Sevgili dostlar; düne kadar unutulmuş ve bilinç altına gönderilmiş olan bazı hoş olmayan alışkanlıklarımıza, günümüz insanlarından bazılarının özlem duyduklarına şahit oluyorum.

            Eskiden çoğu Siyaset adamı, Memur, Amir, Kaymakam, Müdür ve Öğretmenlik  gibi mevkii ve makamların da görev yapan insanımız, birkaç yıl rahat edebilmek,  belirli mevkiiler de söz hakkına sahip olabilmek ve tayinlerinin uzak yerlere çıkmaması için  siyasetçilerin bir dediğini iki etmezler, başka bir emriniz olursa falan kulunuz burada diye de hatırlatma yapmaya utanmazlar çekinmezler di..

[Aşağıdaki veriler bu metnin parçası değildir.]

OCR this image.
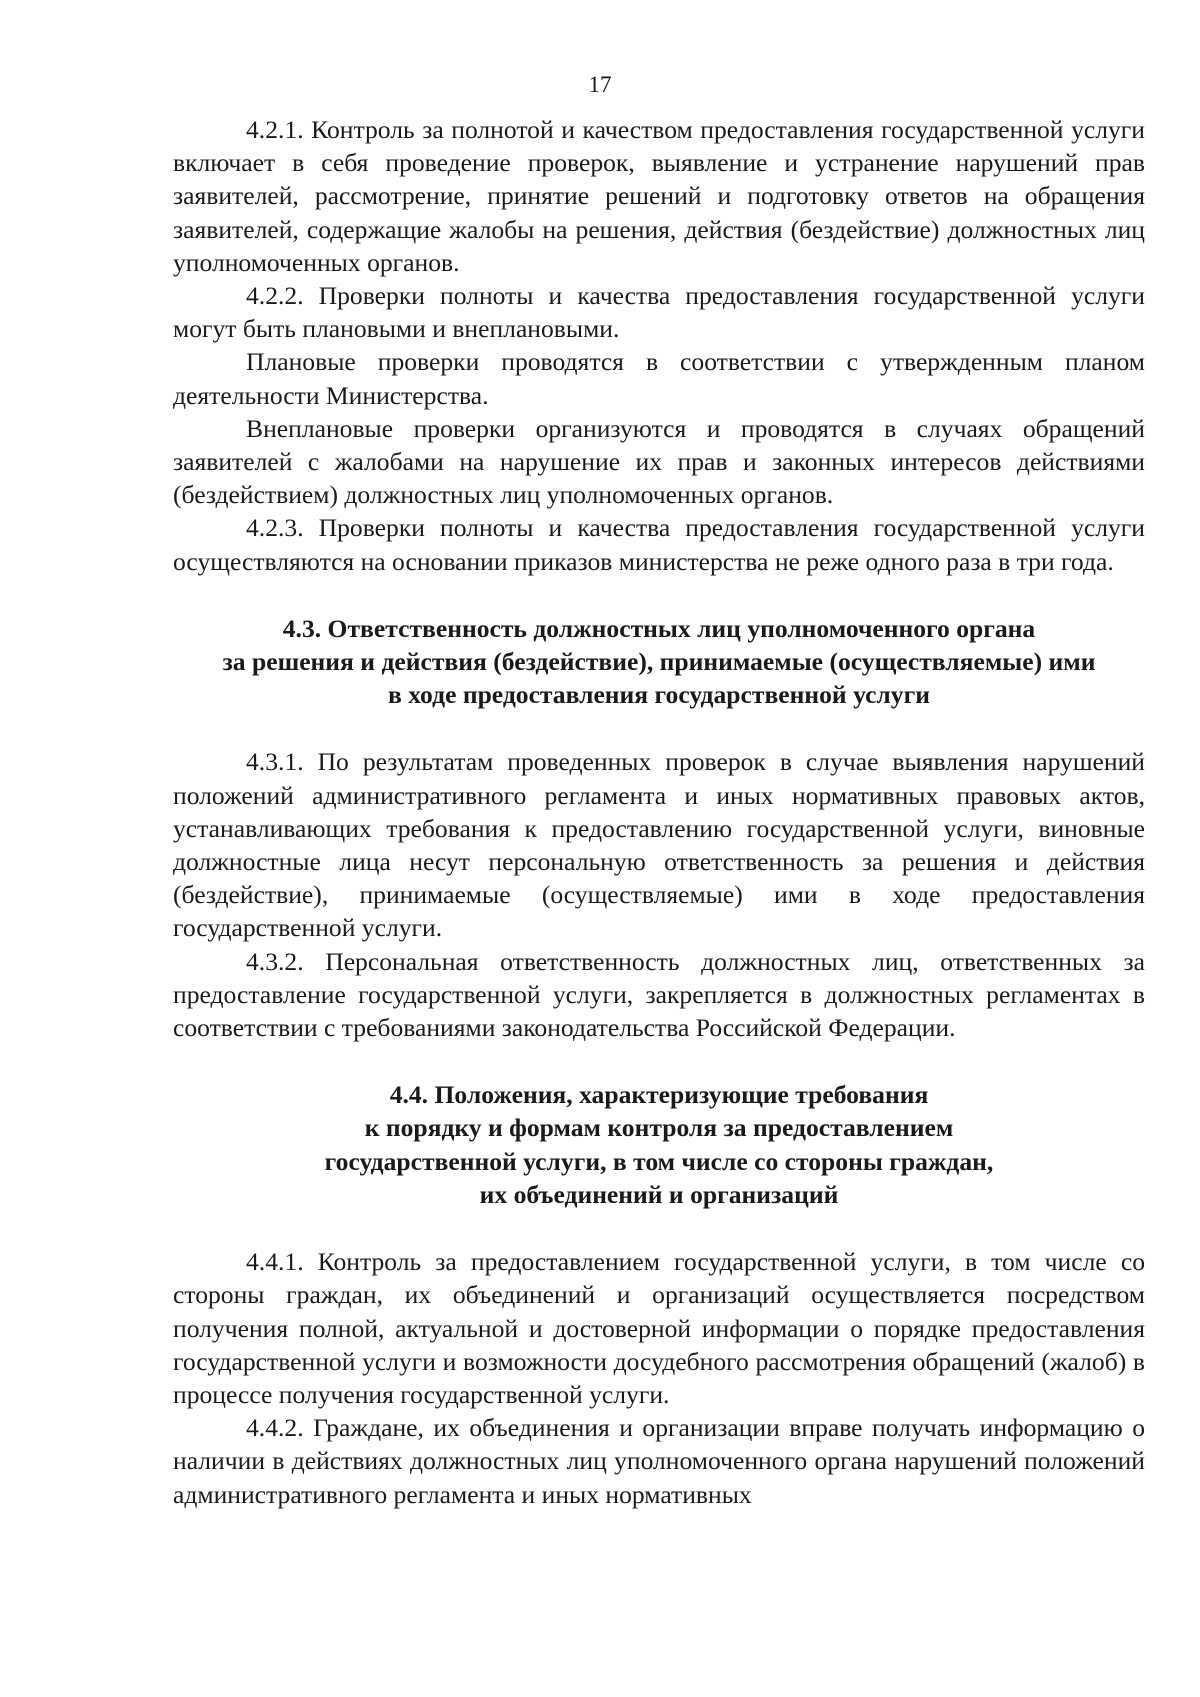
17

4.2.1. Контроль за полнотой и качеством предоставления государственной услуги включает в себя проведение проверок, выявление и устранение нарушений прав заявителей, рассмотрение, принятие решений и подготовку ответов на обращения заявителей, содержащие жалобы на решения, действия (бездействие) должностных лиц уполномоченных органов.

4.2.2. Проверки полноты и качества предоставления государственной услуги могут быть плановыми и внеплановыми.

Плановые проверки проводятся в соответствии с утвержденным планом деятельности Министерства.

Внеплановые проверки организуются и проводятся в случаях обращений заявителей с жалобами на нарушение их прав и законных интересов действиями (бездействием) должностных лиц уполномоченных органов.

4.2.3. Проверки полноты и качества предоставления государственной услуги осуществляются на основании приказов министерства не реже одного раза в три года.

4.3. Ответственность должностных лиц уполномоченного органа
за решения и действия (бездействие), принимаемые (осуществляемые) ими
в ходе предоставления государственной услуги

4.3.1. По результатам проведенных проверок в случае выявления нарушений положений административного регламента и иных нормативных правовых актов, устанавливающих требования к предоставлению государственной услуги, виновные должностные лица несут персональную ответственность за решения и действия (бездействие), принимаемые (осуществляемые) ими в ходе предоставления государственной услуги.

4.3.2. Персональная ответственность должностных лиц, ответственных за предоставление государственной услуги, закрепляется в должностных регламентах в соответствии с требованиями законодательства Российской Федерации.

4.4. Положения, характеризующие требования
к порядку и формам контроля за предоставлением
государственной услуги, в том числе со стороны граждан,
их объединений и организаций

4.4.1. Контроль за предоставлением государственной услуги, в том числе со стороны граждан, их объединений и организаций осуществляется посредством получения полной, актуальной и достоверной информации о порядке предоставления государственной услуги и возможности досудебного рассмотрения обращений (жалоб) в процессе получения государственной услуги.

4.4.2. Граждане, их объединения и организации вправе получать информацию о наличии в действиях должностных лиц уполномоченного органа нарушений положений административного регламента и иных нормативных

            Başka bir emriniz var mı?

            Bu soruyu soran zat, bilirdi ki emirleri yerine getirdiği müddetçe tayini çıkmayacak, makam ve mevki de yükselme şansına sahip olacaktı.

            Başka bir emriniz varsa bu kulunuz burada ifadesi, ben bu emrinizi hemen yerine getiriyorum. Bunlar basit işler, başka işleriniz varsa onları da emredin, yapmaya hazırım. Siz yeter ki emredin anlamına geliyordu.

            Arada bir de telefon açar. Alo sayın…… efendim o günkü buyurmuş olduğunuz emirleri yerine getirdim. Hatta size danışmadan sizin için, şunları şunları da yaptım, diye telefonda bilgiler verir, karşıdaki ……zatta kimse artık, ona kocaman bir aferin verir, bu yapılan işlerin ödülünün, yakında kendisine  takdim edileceğini müjdelerdi.

            Eskiden zengin olanla siyasetçi olan, her zaman aynı masada oturur, zengin olanlar yapılacak işlerini siyasetçi olan kardeşlerinden rica eder, siyasetçi kardeşleri ise zengin ağabeylerini hiç kırmaz, ricalarının hemen yerine getirilmesi için, ellerinden gelen her gayreti sarf ederlerdi. Çünkü; Onlar artık ağabey kardeş gibiydiler ve yakında yapılacak seçimler de beraber hareket etmeleri gerekecekti. Zengin ağabeyi, en iyi arabasını siyasetçi kardeşinin emrine verecek, biraz da maddi yardımda bulunacaktı. Ee para ve araba lazımdı. Olmazsa olmazdı. Onun içinde zengin ağabeylerinin bir dediği iki edilmemeliydi..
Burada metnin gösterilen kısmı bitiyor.